Geplanter Ausbau der Bonner Radwege
    2009: Leinpfad/Römerbad: Wege zu schmal für Rad- und Fußgängerverkehr (Kosten: 24 00 Euro); Geislarstraße (Vilicher Bach) Hochbord in der Wegezufahrt (2 000 Euro); Rheinallee/UbierStraße/Von-Sandt-Ufer und Rheinallee/Bahnunterführung: Netzlücken (2 500 bzw. 1 000 Euro); Meckenheimer/Hagenstraße Zufahrt ins Wohngebiet gegenüber zu unsicher (4 500 Euro).

    Folgejahre:
    BONN: Hohe/Schlesienstraße: keine Führung für Radler an der Kreuzung (50 000 Euro) und Netzlücke Hohe Straße/Am Ringwall (28 500 Euro). Thomastraße/Am Alten Friedhof: Netzlücke, fehlende Überquerungsmöglichkeit (115 000 Euro). Soennecken-/Brühler Straße/Lievelingsweg: Radwegführung hinter parkenden Autos (30 000). Potsdamer Platz/Lievelingsweg: Netzlücke (110 000 Euro).
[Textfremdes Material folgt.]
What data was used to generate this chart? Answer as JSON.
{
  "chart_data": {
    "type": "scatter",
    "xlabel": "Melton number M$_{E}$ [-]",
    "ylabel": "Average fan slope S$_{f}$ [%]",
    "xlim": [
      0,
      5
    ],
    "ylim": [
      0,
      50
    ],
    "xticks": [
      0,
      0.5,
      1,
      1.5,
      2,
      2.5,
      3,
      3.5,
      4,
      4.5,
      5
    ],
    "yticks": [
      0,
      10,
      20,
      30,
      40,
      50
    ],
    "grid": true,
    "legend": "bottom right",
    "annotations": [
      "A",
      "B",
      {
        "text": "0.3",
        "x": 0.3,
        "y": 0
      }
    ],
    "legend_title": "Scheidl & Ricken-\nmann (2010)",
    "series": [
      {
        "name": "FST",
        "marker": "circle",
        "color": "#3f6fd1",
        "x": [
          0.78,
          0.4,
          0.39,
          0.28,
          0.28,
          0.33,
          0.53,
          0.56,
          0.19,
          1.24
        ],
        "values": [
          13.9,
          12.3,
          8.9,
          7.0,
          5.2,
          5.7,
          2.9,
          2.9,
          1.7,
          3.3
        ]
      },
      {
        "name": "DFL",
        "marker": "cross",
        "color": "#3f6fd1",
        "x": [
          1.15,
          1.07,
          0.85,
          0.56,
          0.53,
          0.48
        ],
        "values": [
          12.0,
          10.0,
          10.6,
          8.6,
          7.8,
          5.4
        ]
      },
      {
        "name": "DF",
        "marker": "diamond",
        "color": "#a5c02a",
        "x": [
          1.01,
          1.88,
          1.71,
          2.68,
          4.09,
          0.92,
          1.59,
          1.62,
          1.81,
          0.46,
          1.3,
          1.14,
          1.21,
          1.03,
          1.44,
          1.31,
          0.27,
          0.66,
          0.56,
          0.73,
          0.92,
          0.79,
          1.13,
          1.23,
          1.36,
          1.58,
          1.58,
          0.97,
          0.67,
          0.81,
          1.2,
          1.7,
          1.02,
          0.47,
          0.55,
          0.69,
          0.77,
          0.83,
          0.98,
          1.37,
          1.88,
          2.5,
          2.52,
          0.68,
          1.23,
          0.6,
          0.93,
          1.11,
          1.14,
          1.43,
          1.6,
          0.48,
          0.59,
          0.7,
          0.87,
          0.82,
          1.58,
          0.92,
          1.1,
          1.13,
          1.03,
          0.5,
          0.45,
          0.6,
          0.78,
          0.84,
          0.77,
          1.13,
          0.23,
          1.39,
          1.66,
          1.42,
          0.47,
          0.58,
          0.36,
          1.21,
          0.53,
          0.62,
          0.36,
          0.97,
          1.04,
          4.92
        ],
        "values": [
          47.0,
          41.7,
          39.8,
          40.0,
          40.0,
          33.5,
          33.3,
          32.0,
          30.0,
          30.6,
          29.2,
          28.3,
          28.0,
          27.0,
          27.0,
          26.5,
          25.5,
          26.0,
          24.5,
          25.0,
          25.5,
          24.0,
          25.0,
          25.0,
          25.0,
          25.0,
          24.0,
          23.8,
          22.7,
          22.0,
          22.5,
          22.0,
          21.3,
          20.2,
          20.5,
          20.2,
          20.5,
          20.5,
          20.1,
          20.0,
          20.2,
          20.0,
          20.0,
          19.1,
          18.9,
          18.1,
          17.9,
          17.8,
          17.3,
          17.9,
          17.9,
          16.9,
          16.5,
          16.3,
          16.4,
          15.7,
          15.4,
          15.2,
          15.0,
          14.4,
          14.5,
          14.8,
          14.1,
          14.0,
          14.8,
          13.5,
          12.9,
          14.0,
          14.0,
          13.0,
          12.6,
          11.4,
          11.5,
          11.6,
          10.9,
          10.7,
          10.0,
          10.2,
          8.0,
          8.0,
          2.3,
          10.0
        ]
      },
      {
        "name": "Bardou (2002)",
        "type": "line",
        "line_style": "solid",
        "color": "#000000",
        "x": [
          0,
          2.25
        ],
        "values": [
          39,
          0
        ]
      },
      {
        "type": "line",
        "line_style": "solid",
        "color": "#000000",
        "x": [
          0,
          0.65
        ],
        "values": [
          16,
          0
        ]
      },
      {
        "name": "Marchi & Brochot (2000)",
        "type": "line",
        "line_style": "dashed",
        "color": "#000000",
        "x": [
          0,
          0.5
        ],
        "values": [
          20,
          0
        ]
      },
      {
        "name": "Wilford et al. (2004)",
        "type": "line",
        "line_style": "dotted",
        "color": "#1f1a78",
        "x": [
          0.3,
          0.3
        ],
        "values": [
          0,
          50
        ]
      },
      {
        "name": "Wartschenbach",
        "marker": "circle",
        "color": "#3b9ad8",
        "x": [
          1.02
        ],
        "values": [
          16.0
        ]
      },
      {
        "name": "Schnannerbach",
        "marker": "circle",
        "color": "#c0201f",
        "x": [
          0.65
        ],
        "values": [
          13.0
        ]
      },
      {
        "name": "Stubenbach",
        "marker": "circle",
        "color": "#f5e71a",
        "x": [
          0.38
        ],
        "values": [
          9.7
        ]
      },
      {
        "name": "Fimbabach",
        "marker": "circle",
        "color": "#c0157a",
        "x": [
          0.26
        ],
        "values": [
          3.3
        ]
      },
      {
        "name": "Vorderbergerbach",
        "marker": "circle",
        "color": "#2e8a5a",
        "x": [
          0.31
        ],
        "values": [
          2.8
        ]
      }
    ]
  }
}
    BEUEL: Siegaue/ Parkplatz Siegfähre/Nordbrücke: Netzlücke, Verbesserung der Verkehrssicherheit (57 000 Euro)

    HARDTBERG: Am Burgweiher/Rochusstraße/Maarweg: Netzlücke (12 000 Euro) und Bau einer Überquerung (37 000 Euro). An der Ohligsmühle/Schallengasse: Netzlücke (12 000 Euro).

    BAD GODESBERG: Zander-/H.-Böckler-/A.-Magnus-Straße: Unkom fortable Führung (20 000 Euro). Max-Planck-/Rhodos-/A.-Magnus-Straße: Führung im Seitenraum zu schmal (6 000 Euro).
Zahlen und Daten
    Etwa 250 Kilometer Radwege hat Bonn, die Hälfte davon als ausgebaute Wege, der Rest beschildert oder markiert. Damit hat fast ein Drittel aller Straßen Radwege. Sie sind teils touristisch ausgeschildert zum Beispiel als Museumsroute oder Rheindorfer Route. Außerdem gibt es den Erlebnisweg Rheinschiene. Es gibt eine umfangreiche Beschilderung dieser Routen.

    Die Schutzstreifen auf Bonner Straßen sind rund zwölf Kilometer lang, der erste wurde im Mai 1992 auf der Meckenheimer Allee abmarkiert. Es gibt mehr als 4 400 Fahrradständer. Im Juni 2000 wurde hinter dem Hauptbahnhof eine Radstation für 330 Räder eingeweiht, die fast zu 100 Prozent ausgelastet ist. Langfristig ist am Bahnhof eine "große Lösung" mit rund 1 000 Abstellplätzen geplant. Den Anteil des Radverkehrs bei der Verkehrsmittelwahl gibt die Arbeitsgemeinschaft fahrradfreundlicher Städte mit 17 Prozent an.